Élue d’Arbroath et Broughty Ferry, la parlementaire de 28 ans estime qu’une « drôle de dynamique » s’installe après chaque élimination écossaise. Selon elle, de nombreux supporters reportent naturellement leur soutien sur toutes les équipes encore en lice, sauf l’Angleterre. Des déclarations rapportées par la presse britannique.
L’Écosse a quitté la compétition dès la phase de groupes malgré une victoire contre Haïti. Les défaites face au Maroc puis au Brésil ont mis fin à son parcours, laissant les supporters regarder la suite du tournoi avec un autre regard.
Le débat s’invite dans la politique britannique
Cette prise de position n’a pas tardé à provoquer des réactions. Le journaliste Andrew Neil a qualifié cette attitude de « pathétique », jugeant incompréhensible qu’une partie des Écossais préfère voir l’Angleterre perdre plutôt que soutenir une équipe du Royaume-Uni.
À l’inverse, le député du SNP Pete Wishart défend une rivalité qu’il considère comme bon enfant. Selon lui, cette tradition fait partie de la culture footballistique écossaise et ne traduit aucune hostilité profonde envers les supporters anglais.
L’échange illustre une nouvelle fois la place particulière du football dans les relations entre les deux nations, où les résultats sportifs alimentent régulièrement le débat public.

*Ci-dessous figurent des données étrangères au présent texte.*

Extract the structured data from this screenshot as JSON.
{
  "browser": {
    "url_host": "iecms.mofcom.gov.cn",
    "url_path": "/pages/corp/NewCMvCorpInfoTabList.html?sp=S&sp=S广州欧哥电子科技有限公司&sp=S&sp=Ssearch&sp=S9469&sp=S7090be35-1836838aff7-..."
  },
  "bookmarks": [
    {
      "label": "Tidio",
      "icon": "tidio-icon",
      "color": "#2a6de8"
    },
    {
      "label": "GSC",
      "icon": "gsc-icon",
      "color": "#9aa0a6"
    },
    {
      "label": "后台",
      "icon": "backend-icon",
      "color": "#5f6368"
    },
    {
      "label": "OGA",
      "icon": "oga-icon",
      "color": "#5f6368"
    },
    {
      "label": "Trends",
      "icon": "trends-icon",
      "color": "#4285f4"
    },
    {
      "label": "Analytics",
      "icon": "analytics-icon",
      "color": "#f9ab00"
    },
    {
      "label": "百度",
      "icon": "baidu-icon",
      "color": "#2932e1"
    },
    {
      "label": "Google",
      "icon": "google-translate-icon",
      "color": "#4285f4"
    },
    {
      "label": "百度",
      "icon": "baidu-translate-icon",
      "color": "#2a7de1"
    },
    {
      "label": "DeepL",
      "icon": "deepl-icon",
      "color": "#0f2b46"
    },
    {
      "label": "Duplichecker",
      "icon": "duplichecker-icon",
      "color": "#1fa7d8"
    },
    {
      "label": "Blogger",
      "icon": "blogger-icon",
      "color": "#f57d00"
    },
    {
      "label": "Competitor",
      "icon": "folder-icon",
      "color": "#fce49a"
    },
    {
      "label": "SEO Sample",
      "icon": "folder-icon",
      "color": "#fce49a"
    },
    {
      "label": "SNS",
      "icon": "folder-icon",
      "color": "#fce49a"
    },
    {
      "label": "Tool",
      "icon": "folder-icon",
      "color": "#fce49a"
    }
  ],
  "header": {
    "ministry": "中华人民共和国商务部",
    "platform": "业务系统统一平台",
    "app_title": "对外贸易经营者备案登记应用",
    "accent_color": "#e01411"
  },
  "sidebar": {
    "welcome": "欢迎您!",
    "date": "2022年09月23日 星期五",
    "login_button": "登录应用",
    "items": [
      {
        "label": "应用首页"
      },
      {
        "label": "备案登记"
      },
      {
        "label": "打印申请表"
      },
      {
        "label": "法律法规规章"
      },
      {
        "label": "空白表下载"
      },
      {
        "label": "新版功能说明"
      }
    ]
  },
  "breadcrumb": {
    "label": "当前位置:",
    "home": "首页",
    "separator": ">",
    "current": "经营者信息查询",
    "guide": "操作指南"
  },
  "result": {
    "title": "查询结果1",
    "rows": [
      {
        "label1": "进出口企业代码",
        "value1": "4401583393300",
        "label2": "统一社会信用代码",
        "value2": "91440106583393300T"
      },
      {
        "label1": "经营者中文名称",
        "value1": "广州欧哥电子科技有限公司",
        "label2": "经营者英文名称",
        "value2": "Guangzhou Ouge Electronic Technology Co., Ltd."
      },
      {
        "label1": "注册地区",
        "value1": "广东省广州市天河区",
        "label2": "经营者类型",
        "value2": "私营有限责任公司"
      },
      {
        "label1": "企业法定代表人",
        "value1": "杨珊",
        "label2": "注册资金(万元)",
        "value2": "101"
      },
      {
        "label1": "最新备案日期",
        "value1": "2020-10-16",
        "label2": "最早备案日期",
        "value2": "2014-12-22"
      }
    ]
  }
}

L’Angleterre vise le dernier carré face à Haaland
Sur le terrain, l’Angleterre tentera surtout de poursuivre son aventure mondiale. Les Three Lions se sont qualifiés après un spectaculaire succès 3-2 contre le Mexique et retrouveront la Norvège d’Erling Haaland au Hard Rock Stadium de Miami, samedi à 22h00 (heure britannique).
Pendant que les joueurs chercheront une place en demi-finale, une partie de l’Écosse regardera la rencontre avec un objectif bien différent. Une scène familière lors des grands tournois, où la rivalité historique entre voisins reprend systématiquement le dessus, bien au-delà du simple résultat sportif.